I feel a slight difficulty to conceive the following definition:
Setting: $G$ any group and $N \unlhd G$ a normal subgroup, $A$ is a $G$-module. The maps $c_g : N \rightarrow N$ and $m_g : A \rightarrow A$ are defined by $x \mapsto gxg^{-1}$ and $a \mapsto ag$ respectively.
The map $m_g$ is just a set map which inherit the $N$-morphism structure from: $(a \cdot (x)^{c_g})m_g = (a)m_g \cdot x$ ($a \in A, x \in N$). (usually referred as $(c_g, m_g)$ being a compatible pair). However, in that case the domain of $m_g$ is not the same as $A$ (the $N$-action is given by the twist by $g$). I am going to call it $A_g$. So $m_g : A_g \rightarrow A$ is an $N$-morphism.
Now $c_g$ induces $c^n_{g,N} : H^n(N,B) \rightarrow H^n(N,B)$ (for any $N$-module $B$ using contravariant functor $H^n(-,B)$) and $m_g$ induces $m^n_{g,N} : H^n(N,A_g) \rightarrow H^n(N,A)$ (using the covariant functor $H^n(N,-)$).

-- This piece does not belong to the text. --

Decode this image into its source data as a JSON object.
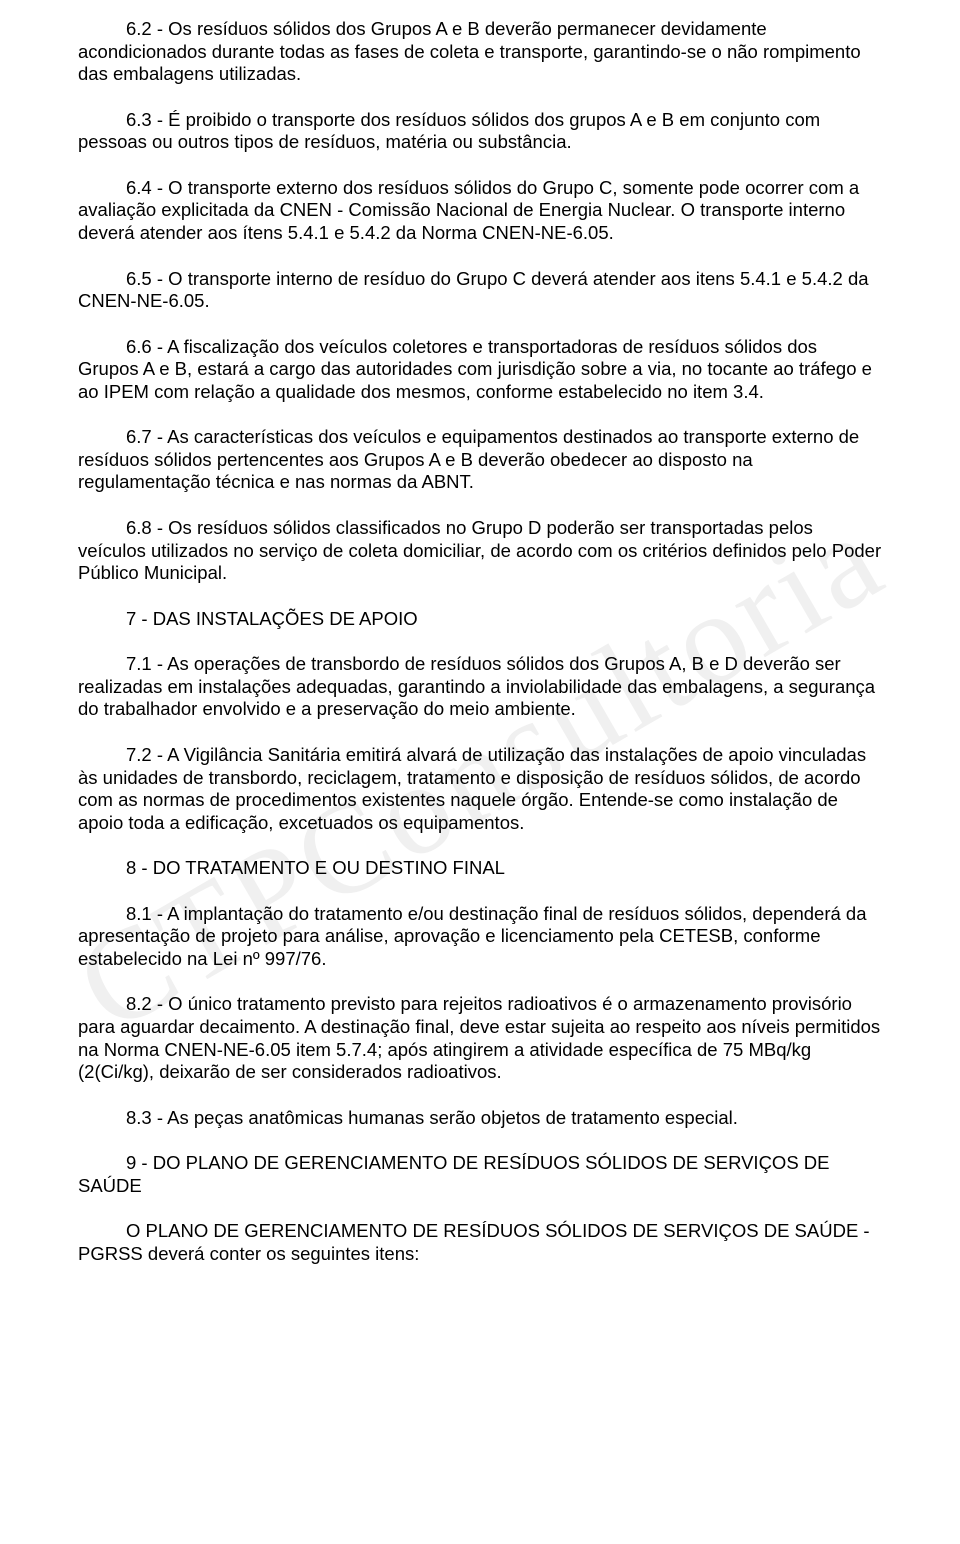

Now the action of $g \in G$ on $H^n(N,A)$ is given by $g^{(n)} := c^{n}_{g,A_g} m^{n}_{g,N}$.
${\mathrm{\bf Question.}}$ The $N$-action on $A$ that yield $A_g$ is sort of a local action. Even though $m^n_{g,N}$ is a group isomorphism (follows from functoriality and since $m_g$ is an $N$-isomorphism), I don't see why it should be natural. Isn't it necessary to have $m^n_{g,N}$ as a global equivariant functor to think this being an action on $H^n(N,A)$?